Some have already entered into that rest (Hebrews 4:10). Many could not enter in because of unbelief. But those who have entered in have ceased from their own works. Christ has entered into his rest. We who have entered into his rest by faith shall enter into his rest in heaven. And there are some who “must enter therein.” All of God’s elect, all whom Christ purchased with his precious blood must enter into his rest. “Let us therefore labor (strive) to enter into that rest, lest any man fall after the same example of unbelief” (Hebrews 4:11; 2 Corinthians 5:5-9).
The salvation and eternal rest of God’s elect is not, John Gill wrote, “a precarious thing. God has promised it and provided it for his people. Christ is in the possession of it and is preparing it for them. And the Spirit of God is working them up for the selfsame thing. And Christ will give them an abundant entrance into it. But the Gospel rest is here meant, that rest which believers now enter into and is at this present time for them (Hebrews 4:3). And though true believers are entered into it, yet their rest, peace, and joy in Christ, is not full. They enter by degrees into it and by believing enjoy more of it. And this is to be labored for by prayer, hearing the Word, and attendance on ordinances. And this requires strength, diligence, and industry, and supposes difficulties and discouragements through the corruptions of the heart and the temptations of Satan. And this is designed to quicken and awaken a godly jealousy in God’s people, over themselves.”
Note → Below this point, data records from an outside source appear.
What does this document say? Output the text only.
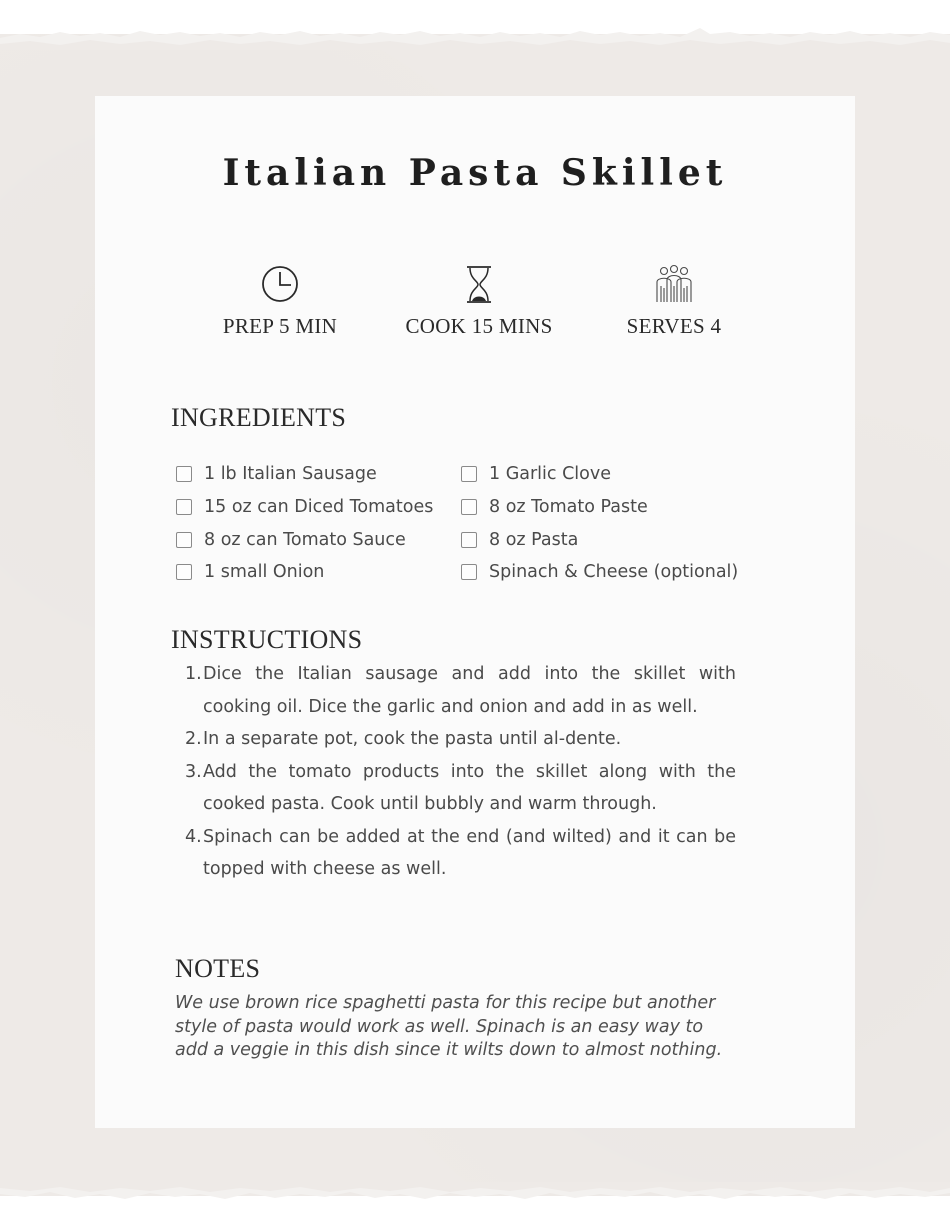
Italian Pasta Skillet
PREP 5 MIN	COOK 15 MINS	SERVES 4
INGREDIENTS
1 lb Italian Sausage
15 oz can Diced Tomatoes
8 oz can Tomato Sauce
1 small Onion
1 Garlic Clove
8 oz Tomato Paste
8 oz Pasta
Spinach & Cheese (optional)
INSTRUCTIONS
1. Dice the Italian sausage and add into the skillet with cooking oil. Dice the garlic and onion and add in as well.
2. In a separate pot, cook the pasta until al-dente.
3. Add the tomato products into the skillet along with the cooked pasta. Cook until bubbly and warm through.
4. Spinach can be added at the end (and wilted) and it can be topped with cheese as well.
NOTES
We use brown rice spaghetti pasta for this recipe but another style of pasta would work as well. Spinach is an easy way to add a veggie in this dish since it wilts down to almost nothing.
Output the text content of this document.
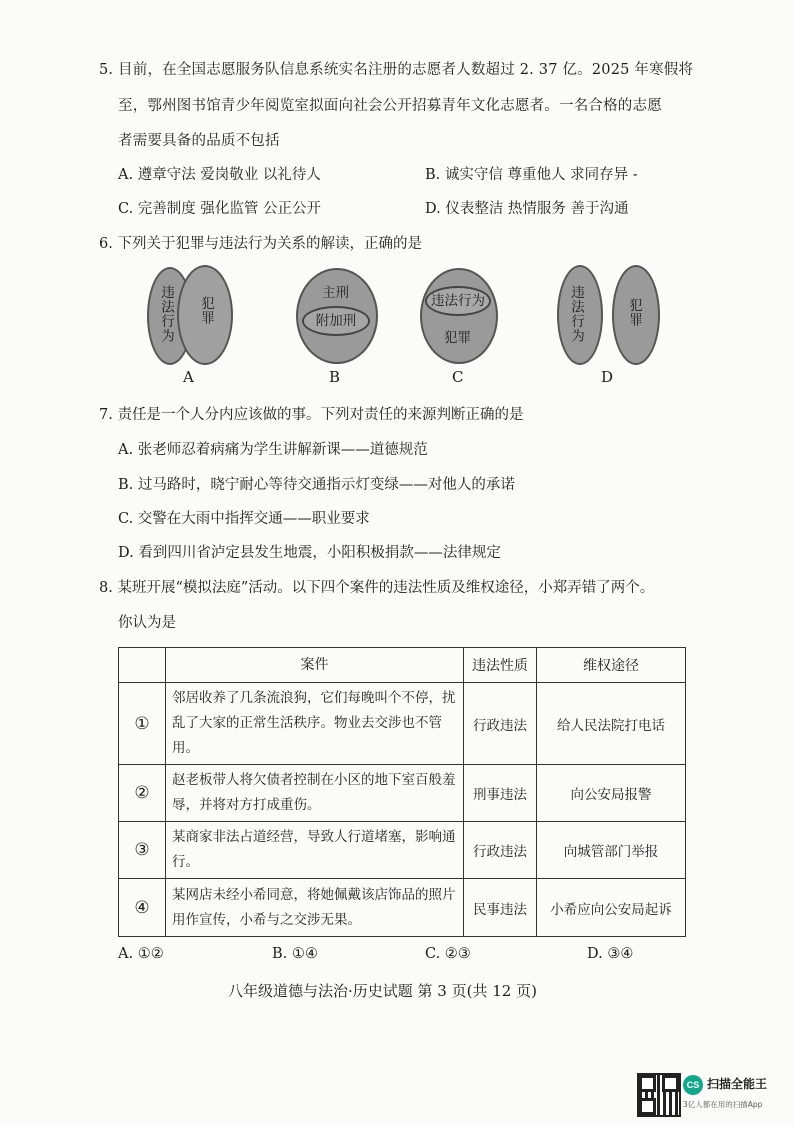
5. 目前，在全国志愿服务队信息系统实名注册的志愿者人数超过 2. 37 亿。2025 年寒假将
至，鄂州图书馆青少年阅览室拟面向社会公开招募青年文化志愿者。一名合格的志愿
者需要具备的品质不包括
A. 遵章守法 爱岗敬业 以礼待人	B. 诚实守信 尊重他人 求同存异 -
C. 完善制度 强化监管 公正公开	D. 仪表整洁 热情服务 善于沟通
6. 下列关于犯罪与违法行为关系的解读，正确的是
违法行为 犯罪
A
主刑
附加刑
B
违法行为
犯罪
C
违法行为	犯罪
D
7. 责任是一个人分内应该做的事。下列对责任的来源判断正确的是
A. 张老师忍着病痛为学生讲解新课——道德规范
B. 过马路时，晓宁耐心等待交通指示灯变绿——对他人的承诺
C. 交警在大雨中指挥交通——职业要求
D. 看到四川省泸定县发生地震，小阳积极捐款——法律规定
8. 某班开展“模拟法庭”活动。以下四个案件的违法性质及维权途径，小郑弄错了两个。
你认为是
	案件	违法性质	维权途径
①	邻居收养了几条流浪狗，它们每晚叫个不停，扰乱了大家的正常生活秩序。物业去交涉也不管用。	行政违法	给人民法院打电话
②	赵老板带人将欠债者控制在小区的地下室百般羞辱，并将对方打成重伤。	刑事违法	向公安局报警
③	某商家非法占道经营，导致人行道堵塞，影响通行。	行政违法	向城管部门举报
④	某网店未经小希同意，将她佩戴该店饰品的照片用作宣传，小希与之交涉无果。	民事违法	小希应向公安局起诉
A. ①②	B. ①④	C. ②③	D. ③④
八年级道德与法治·历史试题 第 3 页(共 12 页)
CS 扫描全能王
3亿人都在用的扫描App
“Now he that hath wrought us for the selfsame thing is God, who also hath given unto us the earnest of the Spirit. Therefore we are always confident, knowing that, whilst we are at home in the body, we are absent from the Lord: (For we walk by faith, not by sight:) We are confident, I say, and willing rather to be absent from the body, and to be present with the Lord. Wherefore we labour, that, whether present or absent, we may be accepted of him.” (2 Corinthians 5:5-9)
The penalty for not keeping the sabbath is still death, everlasting death in hell (John 3:36; Romans 6:23). If you would be saved, you must keep and satisfy the whole of God’s law. And there is only one way you can do that. Sinners keep the law only by faith in Christ (Romans 3:31). Faith in Christ is the blessed sabbath rest of grace. Come to Christ and rest forever!